The finding of antibacterial activity against S. aureus agrees with previous studies examining extracts of A excelsa leaves. A study of medicinal plants used by the Yaegl Aboriginal community in New South Wales [5] found EtOAc and MeOH extracts showed activity at concentrations of 500–1000 μg/mL against antibiotic-sensitive and -resistant strains of S. aureus using a tetrazolium-based microdilution assay but lacked activity against Gram-negative bacteria including Pseudomonas aeruginosa and E. coli. In another recent study [35], a MeOH extract of A. excelsa grown in Brisbane, Australia, displayed antibacterial activity against a clinical isolate of S aureus with a MIC of 927 μg/mL. However, in contrast to our findings, the MeOH, water, and EtOAc extracts reported in the later study also displayed some antibacterial activity against some Gram-negative bacteria, including E. coli and Pseudomonas species. The study used a disk diffusion method to determine the MIC in contrast to the broth microdilution method used in our study, and all bacterial strains tested were clinical isolates, in contrast to the ATCC strains reported here. Differences in the reported activities may also be due to the different extraction solvents used and variations in the chemical composition of the plant materials grown in different locations, a conclusion that is supported by the difference in chemical composition between the two extracts highlighted in the MS analysis.
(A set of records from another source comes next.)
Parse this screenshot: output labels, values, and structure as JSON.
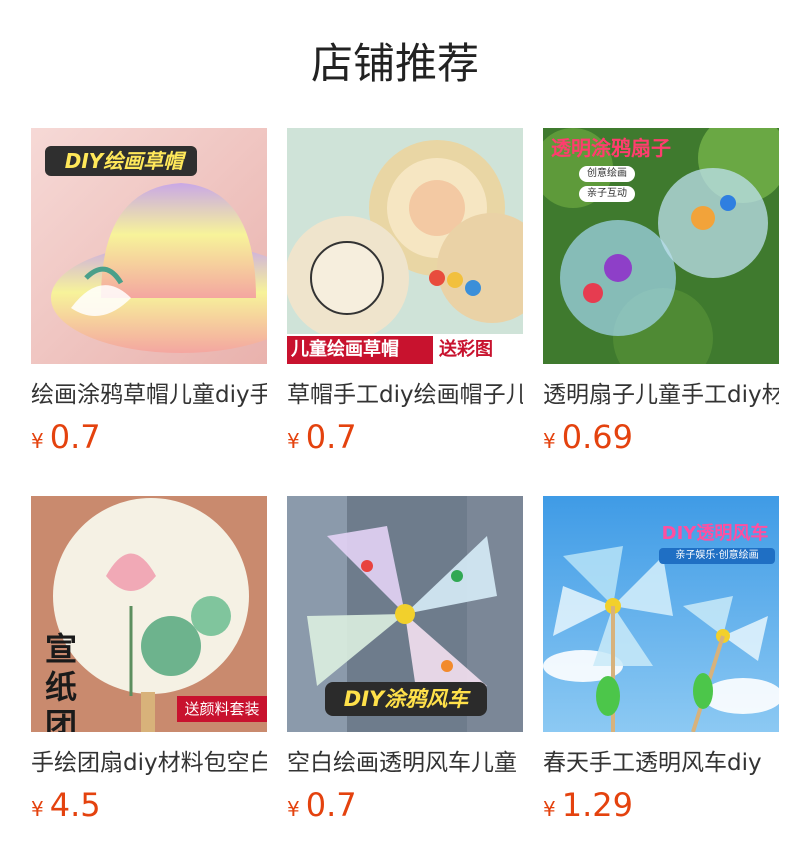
{
  "page": {
    "title": "店铺推荐"
  },
  "products": [
    {
      "name": "绘画涂鸦草帽儿童diy手工",
      "currency": "¥",
      "price": "0.7",
      "image_text": [
        "DIY绘画草帽"
      ],
      "image_subject": "painted-straw-hat"
    },
    {
      "name": "草帽手工diy绘画帽子儿童",
      "currency": "¥",
      "price": "0.7",
      "image_text": [
        "儿童绘画草帽",
        "送彩图"
      ],
      "image_subject": "straw-hats-with-paints"
    },
    {
      "name": "透明扇子儿童手工diy材料",
      "currency": "¥",
      "price": "0.69",
      "image_text": [
        "透明涂鸦扇子",
        "创意绘画",
        "亲子互动"
      ],
      "image_subject": "transparent-painted-fans"
    },
    {
      "name": "手绘团扇diy材料包空白",
      "currency": "¥",
      "price": "4.5",
      "image_text": [
        "宣纸团扇",
        "送颜料套装"
      ],
      "image_subject": "lotus-round-fan"
    },
    {
      "name": "空白绘画透明风车儿童",
      "currency": "¥",
      "price": "0.7",
      "image_text": [
        "DIY涂鸦风车"
      ],
      "image_subject": "painted-pinwheels"
    },
    {
      "name": "春天手工透明风车diy",
      "currency": "¥",
      "price": "1.29",
      "image_text": [
        "DIY透明风车",
        "亲子娱乐·创意绘画"
      ],
      "image_subject": "pinwheels-blue-sky"
    }
  ]
}
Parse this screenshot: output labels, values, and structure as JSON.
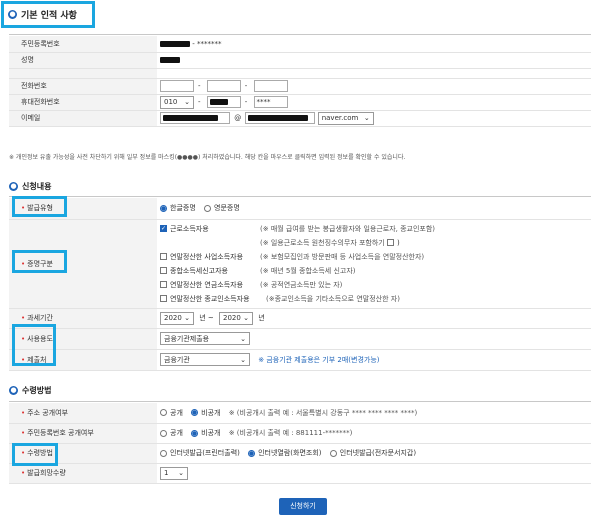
{
  "section1": {
    "title": "기본 인적 사항",
    "rows": {
      "resident_label": "주민등록번호",
      "resident_tail": "- *******",
      "name_label": "성명",
      "phone_label": "전화번호",
      "mobile_label": "휴대전화번호",
      "mobile_prefix": "010",
      "mobile_last": "****",
      "email_label": "이메일",
      "email_at": "@",
      "email_domain": "naver.com"
    },
    "notice": "※ 개인정보 유출 가능성을 사전 차단하기 위해 일부 정보를 마스킹(●●●●) 처리하였습니다. 해당 칸을 마우스로 클릭하면 입력된 정보를 확인할 수 있습니다."
  },
  "section2": {
    "title": "신청내용",
    "issue_type_label": "발급유형",
    "issue_options": [
      "한글증명",
      "영문증명"
    ],
    "proof_label": "증명구분",
    "proof_options": [
      {
        "label": "근로소득자용",
        "note": "(※ 매월 급여를 받는 봉급생활자와 일용근로자, 종교인포함)",
        "checked": true
      },
      {
        "label": "",
        "note": "(※ 일용근로소득 원천징수의무자 포함하기",
        "checked": false
      },
      {
        "label": "연말정산한 사업소득자용",
        "note": "(※ 보험모집인과 방문판매 등 사업소득을 연말정산한자)",
        "checked": false
      },
      {
        "label": "종합소득세신고자용",
        "note": "(※ 매년 5월 종합소득세 신고자)",
        "checked": false
      },
      {
        "label": "연말정산한 연금소득자용",
        "note": "(※ 공적연금소득만 있는 자)",
        "checked": false
      },
      {
        "label": "연말정산한 종교인소득자용",
        "note": "(※종교인소득을 기타소득으로 연말정산한 자)",
        "checked": false
      }
    ],
    "period_label": "과세기간",
    "period_from": "2020",
    "period_from_unit": "년 ~",
    "period_to": "2020",
    "period_to_unit": "년",
    "usage_label": "사용용도",
    "usage_value": "금융기관제출용",
    "submit_label": "제출처",
    "submit_value": "금융기관",
    "submit_note": "※ 금융기관 제출용은 기부 2매(변경가능)"
  },
  "section3": {
    "title": "수령방법",
    "addr_label": "주소 공개여부",
    "addr_options": [
      "공개",
      "비공개"
    ],
    "addr_note": "※ (비공개시 출력 예 : 서울특별시 강동구 **** **** **** ****)",
    "resident_label": "주민등록번호 공개여부",
    "resident_options": [
      "공개",
      "비공개"
    ],
    "resident_note": "※ (비공개시 출력 예 : 881111-*******)",
    "receive_label": "수령방법",
    "receive_options": [
      "인터넷발급(프린터출력)",
      "인터넷열람(화면조회)",
      "인터넷발급(전자문서지갑)"
    ],
    "copies_label": "발급희망수량",
    "copies_value": "1"
  },
  "apply_button": "신청하기"
}
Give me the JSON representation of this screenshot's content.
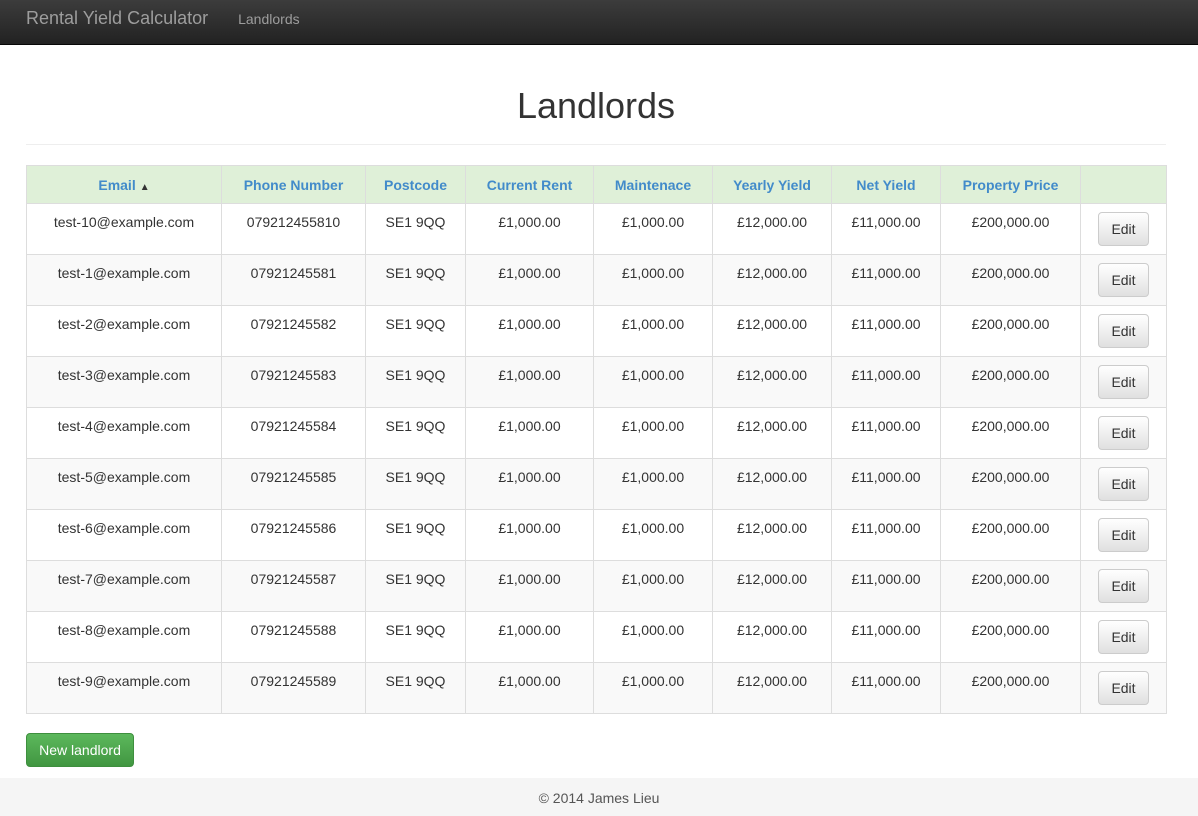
{
  "navbar": {
    "brand": "Rental Yield Calculator",
    "links": [
      {
        "label": "Landlords"
      }
    ]
  },
  "page": {
    "title": "Landlords"
  },
  "table": {
    "columns": [
      "Email",
      "Phone Number",
      "Postcode",
      "Current Rent",
      "Maintenace",
      "Yearly Yield",
      "Net Yield",
      "Property Price",
      ""
    ],
    "sort_indicator": "▲",
    "edit_label": "Edit",
    "rows": [
      [
        "test-10@example.com",
        "079212455810",
        "SE1 9QQ",
        "£1,000.00",
        "£1,000.00",
        "£12,000.00",
        "£11,000.00",
        "£200,000.00"
      ],
      [
        "test-1@example.com",
        "07921245581",
        "SE1 9QQ",
        "£1,000.00",
        "£1,000.00",
        "£12,000.00",
        "£11,000.00",
        "£200,000.00"
      ],
      [
        "test-2@example.com",
        "07921245582",
        "SE1 9QQ",
        "£1,000.00",
        "£1,000.00",
        "£12,000.00",
        "£11,000.00",
        "£200,000.00"
      ],
      [
        "test-3@example.com",
        "07921245583",
        "SE1 9QQ",
        "£1,000.00",
        "£1,000.00",
        "£12,000.00",
        "£11,000.00",
        "£200,000.00"
      ],
      [
        "test-4@example.com",
        "07921245584",
        "SE1 9QQ",
        "£1,000.00",
        "£1,000.00",
        "£12,000.00",
        "£11,000.00",
        "£200,000.00"
      ],
      [
        "test-5@example.com",
        "07921245585",
        "SE1 9QQ",
        "£1,000.00",
        "£1,000.00",
        "£12,000.00",
        "£11,000.00",
        "£200,000.00"
      ],
      [
        "test-6@example.com",
        "07921245586",
        "SE1 9QQ",
        "£1,000.00",
        "£1,000.00",
        "£12,000.00",
        "£11,000.00",
        "£200,000.00"
      ],
      [
        "test-7@example.com",
        "07921245587",
        "SE1 9QQ",
        "£1,000.00",
        "£1,000.00",
        "£12,000.00",
        "£11,000.00",
        "£200,000.00"
      ],
      [
        "test-8@example.com",
        "07921245588",
        "SE1 9QQ",
        "£1,000.00",
        "£1,000.00",
        "£12,000.00",
        "£11,000.00",
        "£200,000.00"
      ],
      [
        "test-9@example.com",
        "07921245589",
        "SE1 9QQ",
        "£1,000.00",
        "£1,000.00",
        "£12,000.00",
        "£11,000.00",
        "£200,000.00"
      ]
    ]
  },
  "actions": {
    "new_label": "New landlord"
  },
  "footer": {
    "text": "© 2014 James Lieu"
  },
  "colors": {
    "link": "#428bca",
    "header_bg": "#dff0d8",
    "success": "#5cb85c",
    "navbar": "#222222"
  }
}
The CYP-Et extract that showed activity against S. aureus was also the extract displaying the highest saponin content. While the activity of the crude extract reported here is modest, it falls below a cut-off active concentration of 1000 μg/mL, which has been suggested by some authors for plant extracts warranting further investigation [36]. Thus, further studies to isolate and identify the active constituents of the ethanol extract are needed. Triterpenoids isolated from another Alphitonia species, A. xerocarpus Baill. have been shown to exhibit good antibacterial activity against S. aureus and another Gram-positive bacterium Enterococcus faecalis, with MIC values of 4–16 μg/mL [37].

4. Conclusions

Two samples of leaves from Alphitonia excelsa plants, each from different geographical locations in Australia, were sourced for the purpose of extracting bioactive components, including saponins. Both water and water/ethanol extractions were acquired, with differential extraction between the two samples seen for saponin content, with the leaves from the wild-harvested sample yielding greater amounts of saponin than the cultivated sample. The influence of the extracts on the interfacial characteristics of the air–water interface (examined for Alphitonia excelsa for the very first time) did not completely align with total saponin content, either in terms of absolute interfacial tension drop relative to a bare interface or with dilatational rheology, with the relative amounts of the different saponin molecules present in each extract most likely being the dominant factor in interfacial activity, highlighting that extraction method needs to be carefully considered and tailored for a given application. Antimicrobial experiments yielded promising results only for the sample (Cape York) that gave the highest amount of saponin, a result that is in agreement with the existing literature on the topic, which has highlighted the need to have high concentrations of saponin present to provide antimicrobial efficacy.